HeartMath made a significant difference in the lives of children who used its technology and methods, Choi said. "HeartMath technology and methods are the perfect solution to reach balance and harmony of mind and body, almost divine devices to reach out to many people’s hearts to make their lives healthier, happier and more meaningful," she said, noting that she found that HeartMath techniques had no side effects and were effective, quick and very cost-effective. She emphasized that there were many other examples of orphans whose lives improved after using emWave.

Doctor Uses emWave in South Korean Orphanages

"I had a 16-year-old girl (a ninth-grader), who was depressed, did not care to wash herself, hated to go to school, frequently had conflicts with other girls, swore and ran away from the orphanage two times," Choi recalled. "After learning how to use the emWave2 (handheld), her tone of voice became softened, her facial and verbal expressions became clearer. She even wrote me thank-you cards, reduced her frequent frictions with other girls and teachers and participated more in after-school activities such as soccer and dance. Now she is a happy, engaging, expressive and busy normal teenage girl."

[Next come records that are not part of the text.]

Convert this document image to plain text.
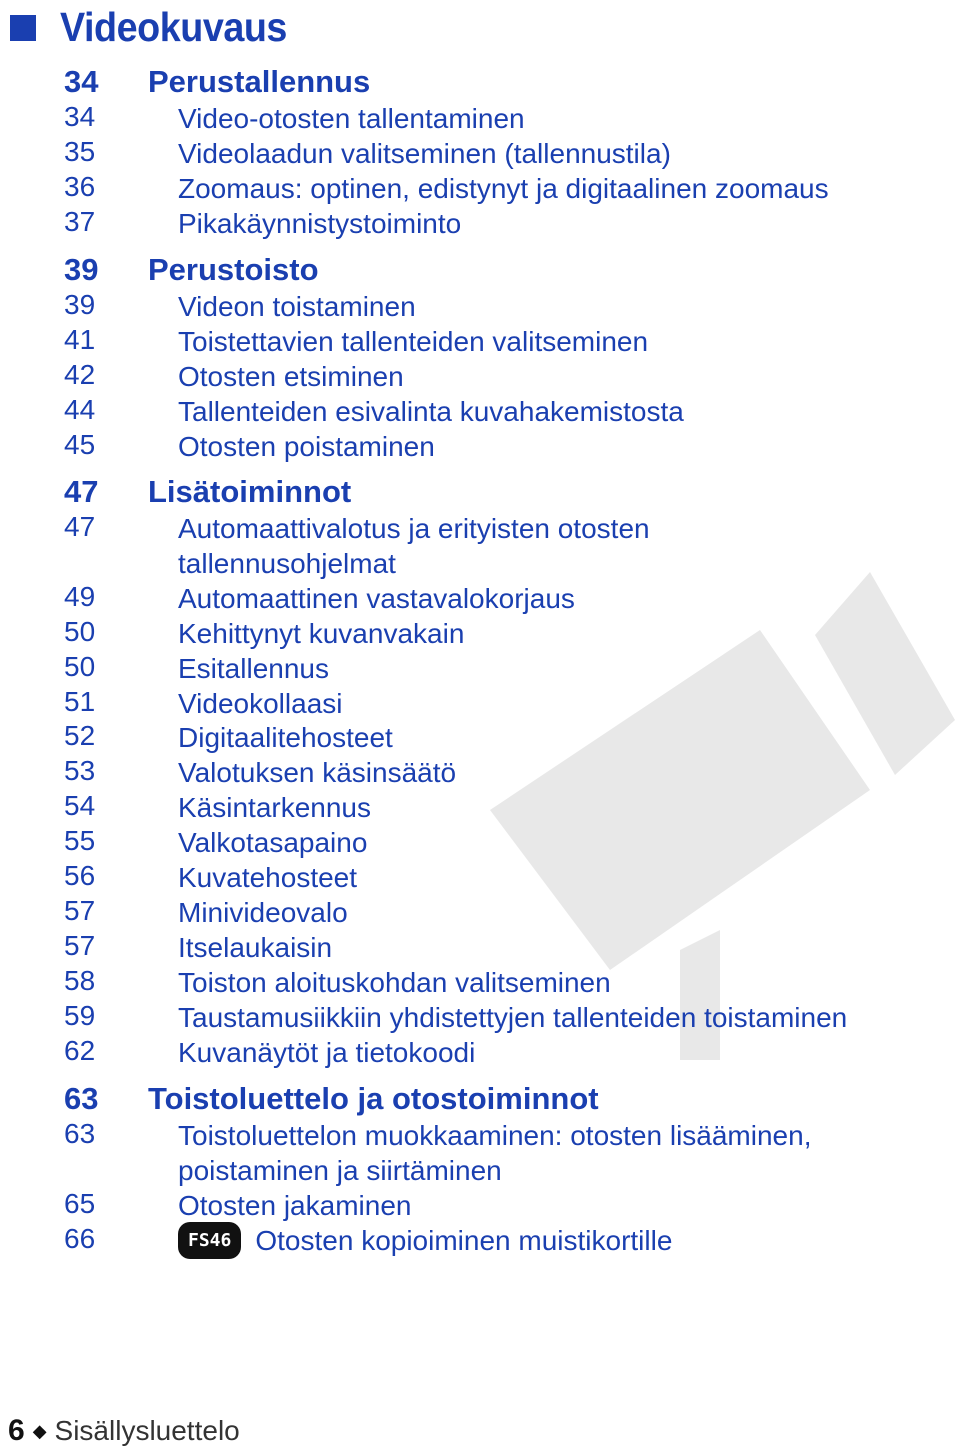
Videokuvaus
34 Perustallennus
34	Video-otosten tallentaminen
35	Videolaadun valitseminen (tallennustila)
36	Zoomaus: optinen, edistynyt ja digitaalinen zoomaus
37	Pikakäynnistystoiminto
39 Perustoisto
39	Videon toistaminen
41	Toistettavien tallenteiden valitseminen
42	Otosten etsiminen
44	Tallenteiden esivalinta kuvahakemistosta
45	Otosten poistaminen
47 Lisätoiminnot
47	Automaattivalotus ja erityisten otosten
tallennusohjelmat
49	Automaattinen vastavalokorjaus
50	Kehittynyt kuvanvakain
50	Esitallennus
51	Videokollaasi
52	Digitaalitehosteet
53	Valotuksen käsinsäätö
54	Käsintarkennus
55	Valkotasapaino
56	Kuvatehosteet
57	Minivideovalo
57	Itselaukaisin
58	Toiston aloituskohdan valitseminen
59	Taustamusiikkiin yhdistettyjen tallenteiden toistaminen
62	Kuvanäytöt ja tietokoodi
63 Toistoluettelo ja otostoiminnot
63	Toistoluettelon muokkaaminen: otosten lisääminen,
poistaminen ja siirtäminen
65	Otosten jakaminen
66	FS46 Otosten kopioiminen muistikortille
6 ◆ Sisällysluettelo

Describing what she believes the emWave technology did for the children, Choi said, "The best part of the effect of the emWave, in my opinion, is that the children and teenagers themselves can learn how to soothe themselves, and once they see and believe that they can ‘do it,’ the self-management skills become their own life skill for the rest of their lives."

† (In her volunteer work, Choi was very involved at the time of this publication in 2009 with orphans at the Boystown and Girlstown facilities in Seoul and Busan, South Korea’s two largest cities.)